's = has IP: 184.108.40.206 Posted on May 12, 2016 at 01:33:33 PM by Andy Stewart
It’s not uncommon to see something like ‘Nick’s home’ as wordplay for ROBIN, where the apostrophe s is posing as a possessive or a contraction of ‘is’ on the surface, but in the cryptic syntax is acting as a contraction of ‘has’, to indicate juxtaposition or containment. Thus ‘X’s Y’ = ‘X + Y’, or possibly ‘X contains Y’. This construction used to appear in the Listener occasionally until there was a complete change of editorial team and setters learned of the new editors’ disapproval of it. Although I don’t know the editorial reasons, I share their objection because it uses a contraction of ‘has’ that does not have any possessive or attributive meaning.

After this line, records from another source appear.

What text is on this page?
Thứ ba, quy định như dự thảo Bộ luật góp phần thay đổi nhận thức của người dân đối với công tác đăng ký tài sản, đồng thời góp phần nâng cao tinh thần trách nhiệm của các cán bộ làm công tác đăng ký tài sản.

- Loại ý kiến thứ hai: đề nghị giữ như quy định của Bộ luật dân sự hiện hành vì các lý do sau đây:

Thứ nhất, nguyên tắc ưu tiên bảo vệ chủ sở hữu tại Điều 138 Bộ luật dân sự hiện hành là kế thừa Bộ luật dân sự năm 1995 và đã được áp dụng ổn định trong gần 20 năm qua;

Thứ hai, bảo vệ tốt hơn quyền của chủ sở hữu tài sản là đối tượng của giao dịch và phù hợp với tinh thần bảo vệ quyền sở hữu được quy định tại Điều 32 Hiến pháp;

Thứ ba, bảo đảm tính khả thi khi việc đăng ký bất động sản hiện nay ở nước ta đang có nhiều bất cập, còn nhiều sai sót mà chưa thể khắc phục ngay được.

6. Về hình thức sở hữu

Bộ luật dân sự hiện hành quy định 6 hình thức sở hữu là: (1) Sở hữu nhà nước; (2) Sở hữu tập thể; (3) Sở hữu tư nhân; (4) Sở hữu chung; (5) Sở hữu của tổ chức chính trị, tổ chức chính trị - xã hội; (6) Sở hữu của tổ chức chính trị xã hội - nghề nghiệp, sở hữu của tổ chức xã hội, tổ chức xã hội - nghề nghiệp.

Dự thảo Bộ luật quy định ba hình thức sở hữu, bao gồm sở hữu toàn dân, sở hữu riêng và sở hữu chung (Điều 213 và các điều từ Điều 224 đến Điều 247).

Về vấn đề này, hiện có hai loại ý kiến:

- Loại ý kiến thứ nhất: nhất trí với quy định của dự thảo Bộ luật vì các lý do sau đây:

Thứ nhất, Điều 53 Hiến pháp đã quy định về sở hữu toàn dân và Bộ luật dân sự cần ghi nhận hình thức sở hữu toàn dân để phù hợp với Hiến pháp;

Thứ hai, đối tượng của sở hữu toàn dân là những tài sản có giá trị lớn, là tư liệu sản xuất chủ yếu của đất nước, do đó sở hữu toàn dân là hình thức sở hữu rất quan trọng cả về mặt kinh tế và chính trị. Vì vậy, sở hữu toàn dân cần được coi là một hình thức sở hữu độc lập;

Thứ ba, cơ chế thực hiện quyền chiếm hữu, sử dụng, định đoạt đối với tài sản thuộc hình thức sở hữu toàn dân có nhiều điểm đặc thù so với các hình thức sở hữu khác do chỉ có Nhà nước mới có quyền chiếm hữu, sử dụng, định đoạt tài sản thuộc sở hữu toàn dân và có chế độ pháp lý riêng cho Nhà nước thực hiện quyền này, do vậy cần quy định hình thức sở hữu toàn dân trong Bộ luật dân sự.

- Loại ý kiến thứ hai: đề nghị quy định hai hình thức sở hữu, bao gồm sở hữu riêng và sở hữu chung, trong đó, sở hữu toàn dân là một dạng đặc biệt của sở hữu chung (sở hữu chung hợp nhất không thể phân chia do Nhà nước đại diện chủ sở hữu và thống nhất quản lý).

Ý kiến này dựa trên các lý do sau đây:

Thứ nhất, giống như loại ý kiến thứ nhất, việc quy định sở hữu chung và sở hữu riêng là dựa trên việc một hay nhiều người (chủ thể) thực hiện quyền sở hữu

When 's is a contraction of ‘has’ it denotes the auxiliary use of ‘have’ to form the present perfect tense, as in ‘She’s won first prize’. We couldn’t contract ‘My car has a flat tyre’ to ‘My car’s a flat tyre’, and if I said, ‘My aunt’s a fine old leather bag’ she’d probably whack me with it.
If someone can come up with an idiomatic example in which ‘has’ in a non-auxiliary sense is legitimately contracted to ‘s then I would reconsider my objection, but off-hand I cannot think of such an example.